Synopsis, The Diviners, Directed by Ryan Bailey
The Smith-Ritch Point Theatre, Ingram, Texas, September 2004

Quietly Lusting for Water and Salvation
tony gallucci

In a tiny Indiana town named Zion, mired in the depression, that which gives life takes it away. Buddy Layman is the town idiot, but a charming one. What's left of Buddy after his mother saved him from drowning is an innocent but boundlessly curious mind, and a compelling gift for sensing water coupled with an intense fear of it. The rest of the town meanders through the mundane chores of getting by day to day - conversations about bicycle tires take half a day, you can't eat at the cafe until you've said your prayers, and youngsters learn to dance at the otherworldly hands of those who've seen the world via US Army boot camp. And of course, they bemoan what they lack - rain for crops, enough future brides and grooms for all, and a preacher for their weekly salvation. So when the slipping preacher C.C. Showers, looking for a way out of his salvation, stumbles into town looking for an anonymous job, the locals immediately pin on him the badge of savior.

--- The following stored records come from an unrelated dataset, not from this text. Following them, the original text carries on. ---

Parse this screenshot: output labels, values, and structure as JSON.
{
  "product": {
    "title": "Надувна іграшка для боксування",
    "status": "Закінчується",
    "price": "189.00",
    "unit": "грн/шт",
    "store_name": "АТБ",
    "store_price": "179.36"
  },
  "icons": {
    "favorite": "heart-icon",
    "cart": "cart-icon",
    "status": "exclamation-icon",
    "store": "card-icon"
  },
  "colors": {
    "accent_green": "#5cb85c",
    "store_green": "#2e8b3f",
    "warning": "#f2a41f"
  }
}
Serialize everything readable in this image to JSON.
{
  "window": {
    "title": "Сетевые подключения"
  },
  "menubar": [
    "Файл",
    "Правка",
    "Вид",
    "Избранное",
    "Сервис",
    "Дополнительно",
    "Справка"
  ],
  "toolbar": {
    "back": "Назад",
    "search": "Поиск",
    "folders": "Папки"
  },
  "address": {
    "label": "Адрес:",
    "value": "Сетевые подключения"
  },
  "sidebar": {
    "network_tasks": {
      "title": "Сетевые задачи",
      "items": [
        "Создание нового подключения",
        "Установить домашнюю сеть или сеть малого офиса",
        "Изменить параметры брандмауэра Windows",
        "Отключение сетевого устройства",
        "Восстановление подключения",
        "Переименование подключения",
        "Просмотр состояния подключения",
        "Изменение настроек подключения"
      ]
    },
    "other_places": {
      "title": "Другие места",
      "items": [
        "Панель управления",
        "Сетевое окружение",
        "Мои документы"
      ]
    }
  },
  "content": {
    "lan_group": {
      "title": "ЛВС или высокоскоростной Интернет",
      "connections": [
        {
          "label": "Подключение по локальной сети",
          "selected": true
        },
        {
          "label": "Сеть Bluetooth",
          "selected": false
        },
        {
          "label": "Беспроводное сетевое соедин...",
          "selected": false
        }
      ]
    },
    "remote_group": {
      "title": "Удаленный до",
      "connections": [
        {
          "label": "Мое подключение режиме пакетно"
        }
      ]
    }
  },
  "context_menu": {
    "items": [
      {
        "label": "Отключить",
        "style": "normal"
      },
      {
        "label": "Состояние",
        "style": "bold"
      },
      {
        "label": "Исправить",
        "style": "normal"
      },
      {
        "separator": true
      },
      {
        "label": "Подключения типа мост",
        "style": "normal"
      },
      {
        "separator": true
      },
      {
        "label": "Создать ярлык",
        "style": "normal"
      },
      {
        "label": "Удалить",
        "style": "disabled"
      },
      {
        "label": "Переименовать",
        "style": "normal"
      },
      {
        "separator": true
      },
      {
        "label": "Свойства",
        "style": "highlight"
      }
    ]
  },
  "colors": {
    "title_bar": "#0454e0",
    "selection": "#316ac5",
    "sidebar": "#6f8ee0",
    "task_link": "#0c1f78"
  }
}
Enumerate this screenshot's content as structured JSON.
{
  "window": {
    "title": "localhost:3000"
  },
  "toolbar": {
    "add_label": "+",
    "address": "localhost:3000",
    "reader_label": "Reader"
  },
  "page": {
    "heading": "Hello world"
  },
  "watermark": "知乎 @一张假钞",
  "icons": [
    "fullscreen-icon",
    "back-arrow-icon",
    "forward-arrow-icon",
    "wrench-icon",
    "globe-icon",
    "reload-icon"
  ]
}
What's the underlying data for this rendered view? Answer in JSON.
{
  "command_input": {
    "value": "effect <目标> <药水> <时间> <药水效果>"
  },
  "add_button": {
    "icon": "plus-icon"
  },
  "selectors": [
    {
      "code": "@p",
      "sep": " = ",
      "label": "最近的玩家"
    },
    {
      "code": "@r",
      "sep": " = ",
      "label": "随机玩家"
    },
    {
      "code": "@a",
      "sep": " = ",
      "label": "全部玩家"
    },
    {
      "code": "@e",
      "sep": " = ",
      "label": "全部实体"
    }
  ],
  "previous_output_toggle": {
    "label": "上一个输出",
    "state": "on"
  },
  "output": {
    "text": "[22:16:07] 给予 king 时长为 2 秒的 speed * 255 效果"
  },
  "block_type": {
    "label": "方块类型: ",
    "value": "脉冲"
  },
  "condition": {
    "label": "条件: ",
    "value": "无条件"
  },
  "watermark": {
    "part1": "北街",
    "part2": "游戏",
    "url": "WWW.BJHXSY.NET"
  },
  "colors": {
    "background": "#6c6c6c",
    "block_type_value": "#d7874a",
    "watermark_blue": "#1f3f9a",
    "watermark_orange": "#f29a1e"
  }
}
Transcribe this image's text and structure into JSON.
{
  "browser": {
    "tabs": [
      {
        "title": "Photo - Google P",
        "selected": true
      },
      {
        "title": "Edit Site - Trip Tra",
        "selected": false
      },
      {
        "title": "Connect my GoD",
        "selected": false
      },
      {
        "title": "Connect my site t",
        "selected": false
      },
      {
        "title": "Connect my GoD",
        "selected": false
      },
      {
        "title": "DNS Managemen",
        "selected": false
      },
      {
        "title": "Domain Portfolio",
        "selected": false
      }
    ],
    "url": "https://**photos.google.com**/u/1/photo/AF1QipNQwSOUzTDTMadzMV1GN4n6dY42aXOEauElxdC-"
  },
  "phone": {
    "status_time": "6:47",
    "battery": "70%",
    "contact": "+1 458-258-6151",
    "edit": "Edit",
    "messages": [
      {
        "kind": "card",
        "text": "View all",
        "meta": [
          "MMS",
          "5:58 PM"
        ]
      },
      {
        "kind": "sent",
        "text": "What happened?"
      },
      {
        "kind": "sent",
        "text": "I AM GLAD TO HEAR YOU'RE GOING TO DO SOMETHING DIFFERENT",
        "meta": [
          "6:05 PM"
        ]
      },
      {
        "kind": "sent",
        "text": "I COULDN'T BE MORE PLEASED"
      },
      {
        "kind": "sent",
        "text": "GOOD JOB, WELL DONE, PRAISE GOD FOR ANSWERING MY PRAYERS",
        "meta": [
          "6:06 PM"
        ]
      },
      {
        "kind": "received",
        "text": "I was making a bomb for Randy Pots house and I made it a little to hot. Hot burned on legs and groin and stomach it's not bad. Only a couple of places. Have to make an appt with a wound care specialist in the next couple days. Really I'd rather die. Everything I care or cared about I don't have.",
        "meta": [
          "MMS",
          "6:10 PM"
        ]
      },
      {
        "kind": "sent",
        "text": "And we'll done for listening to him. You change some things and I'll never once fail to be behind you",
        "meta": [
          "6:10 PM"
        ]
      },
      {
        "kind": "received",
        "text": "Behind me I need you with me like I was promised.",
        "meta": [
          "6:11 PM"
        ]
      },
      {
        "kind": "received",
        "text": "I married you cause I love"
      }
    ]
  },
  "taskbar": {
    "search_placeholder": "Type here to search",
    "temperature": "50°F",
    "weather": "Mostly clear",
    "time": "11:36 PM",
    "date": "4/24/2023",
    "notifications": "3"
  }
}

What comes next turns everything upside down, as C.C. makes a connection with idiot boy Buddy in a way no one else has and finds more in his heart than family would have you believe is there. Seeking to cure his constant itch, and its reminder of the fate of Buddy's mother, C.C. rids Buddy of his hydrophobia. In this rarely-performed allegorical play, that which gives life takes it away in the same astounding final instant and leaves us pondering the worth of salvation of any stripe. This unforgettable play, directed by Ryan Bailey, features Taylor Danielson in his first lead role as Buddy Layman and Leaman Valentine as the backslider C.C. Showers, and a cast of a dozen Point veterans and newcomers as the people of Zion, Indiana. September 3-18 at the Smith-Ritch Point Theatre, Hill Country Arts Foundation, Texas Highway 39 just west of Ingram, Texas.